Article IV, Sec. 4 - All primary and general elections held in accordance with state law. Currently, the charter calls for city elections to take place in odd-numbered years.

Article IV, Sec. 6 – Nomination petitions shall be presented to the City Clerk in accordance with state law rather than the existing City Charter window of “not earlier than one hundred twenty (120) days nor later than ninety (90) days” before the primary. Currently, A.R.S. § 16-311 requires such nomination petitions be turned in 30 days earlier than the City Charter would require.

Article VI, Sec. 2 – Mayor and council members elected in accordance with state law instead of odd-numbered years.

Article XI, Sec. 3 – Municipal Judge also to be elected in accordance with state law.

Initially, at the recommendation of the Charter Review Committee, the council introduced an ordinance calling for a special election on proposed amendments also related to the supervision of the city attorney, the city administrator’s severance pay and the compensation for the mayor and council members.

But with the COVID-19 pandemic and its economic repercussions, the council decided not to further burden citizens with a complicated ballot. Mayor Doug Nicholls asked that three of the seven initial recommended changes be struck, leaving only the proposed amendments that address the timing of elections to comply with new state law.

“When (the Charter Review Committee) began this endeavor, the world was semi-normal. Since they completed that endeavor, it’s gone upside down,” Nicholls previously said. “The people of Yuma and the businesses of Yuma are still struggling and pushing to get back to where we were prior, at least economically.”

Nicholls noted that the other proposed amendments could be left for when things go back to being “more regular.”

Only one citizen addressed the issue at the most recent council meeting. Connie Whitener, a Yuma resident for more than 40 years, requested that the council give voters the opportunity to give Nicholls additional compensation.

“Because of the extraordinary matter in which Mayor Douglas J. Nicholls has guided the city of Yuma through some extraordinary circumstances within the last year or so, I would like Mayor Nicholls to receive additional compensation for his excellent performance,” Whitener said.

She then cited examples of the mayor’s leadership in the last year, including dealing with the “flood” of immigrants to the city, going to Washington, D.C., to discuss the issue with President Trump and now dealing with the coronavirus pandemic and the “possibility of riots.”

“The price tag on what this compensation should be is priceless as far as I am concerned, but alas, the citizenry of Yuma are not millionaires so to put an amount on the compensation that might be agreeable to the citizens of Yuma is a challenge.”

She suggested asking voters to consider giving Nicholls a bonus of $3,000, which is 25% of his annual pay as mayor.
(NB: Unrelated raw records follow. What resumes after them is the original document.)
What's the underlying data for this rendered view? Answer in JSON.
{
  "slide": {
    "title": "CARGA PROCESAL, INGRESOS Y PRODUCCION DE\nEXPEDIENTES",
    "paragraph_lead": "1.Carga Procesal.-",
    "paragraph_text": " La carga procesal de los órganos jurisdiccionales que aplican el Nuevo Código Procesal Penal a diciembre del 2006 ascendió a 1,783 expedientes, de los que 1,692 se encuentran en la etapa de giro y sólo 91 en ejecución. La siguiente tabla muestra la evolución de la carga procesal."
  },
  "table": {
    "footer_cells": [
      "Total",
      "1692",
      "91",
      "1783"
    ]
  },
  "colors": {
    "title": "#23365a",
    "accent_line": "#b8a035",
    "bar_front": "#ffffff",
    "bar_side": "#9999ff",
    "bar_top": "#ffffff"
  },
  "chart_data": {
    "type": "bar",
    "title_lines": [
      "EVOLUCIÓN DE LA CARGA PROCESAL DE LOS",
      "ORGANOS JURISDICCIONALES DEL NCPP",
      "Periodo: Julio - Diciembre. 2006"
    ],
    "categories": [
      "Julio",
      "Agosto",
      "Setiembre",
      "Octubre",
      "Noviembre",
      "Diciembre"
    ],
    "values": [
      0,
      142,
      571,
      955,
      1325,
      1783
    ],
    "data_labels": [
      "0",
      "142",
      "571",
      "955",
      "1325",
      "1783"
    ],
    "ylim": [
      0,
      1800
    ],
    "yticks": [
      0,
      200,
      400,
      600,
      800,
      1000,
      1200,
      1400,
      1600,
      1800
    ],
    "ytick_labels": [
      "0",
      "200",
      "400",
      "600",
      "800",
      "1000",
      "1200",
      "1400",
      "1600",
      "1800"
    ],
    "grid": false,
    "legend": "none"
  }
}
“We have been the beneficiary of Mayor Nicholls extraordinary leadership and cool head this past year and I hope the good citizens of Yuma agree with me and vote to provide additional compensation to a remarkable public servant,” Whitener said.

Nicholls responded by saying that he’s flattered, but he explained “that right now the way this is being proposed is to wait on any sort of compensation change until the economy gets a little bit recovered, so that’s not currently up for consideration, but I do appreciate the consideration and nice words you provided.”

A lot of the previous discussion on the proposed charter amendments centered on the compensation for the mayor and council members. Currently, the mayor receives $12,000 annually and each council member gets $3,600 a year.

The committee proposed that the mayor be paid 60% and each council member 30% of the compensation provided to the Yuma County supervisors. At this time, the Arizona Legislature has set the salary for Yuma County supervisors at about $63,800.

The committee proposed tying it to the county supervisors’ compensation, which is set by the state Legislature. This way, if the Legislature changes the supervisors’ pay, then the compensation for the mayor and council would automatically change without having to amend the charter. The compensation for the mayor and council has not been adjusted in several decades.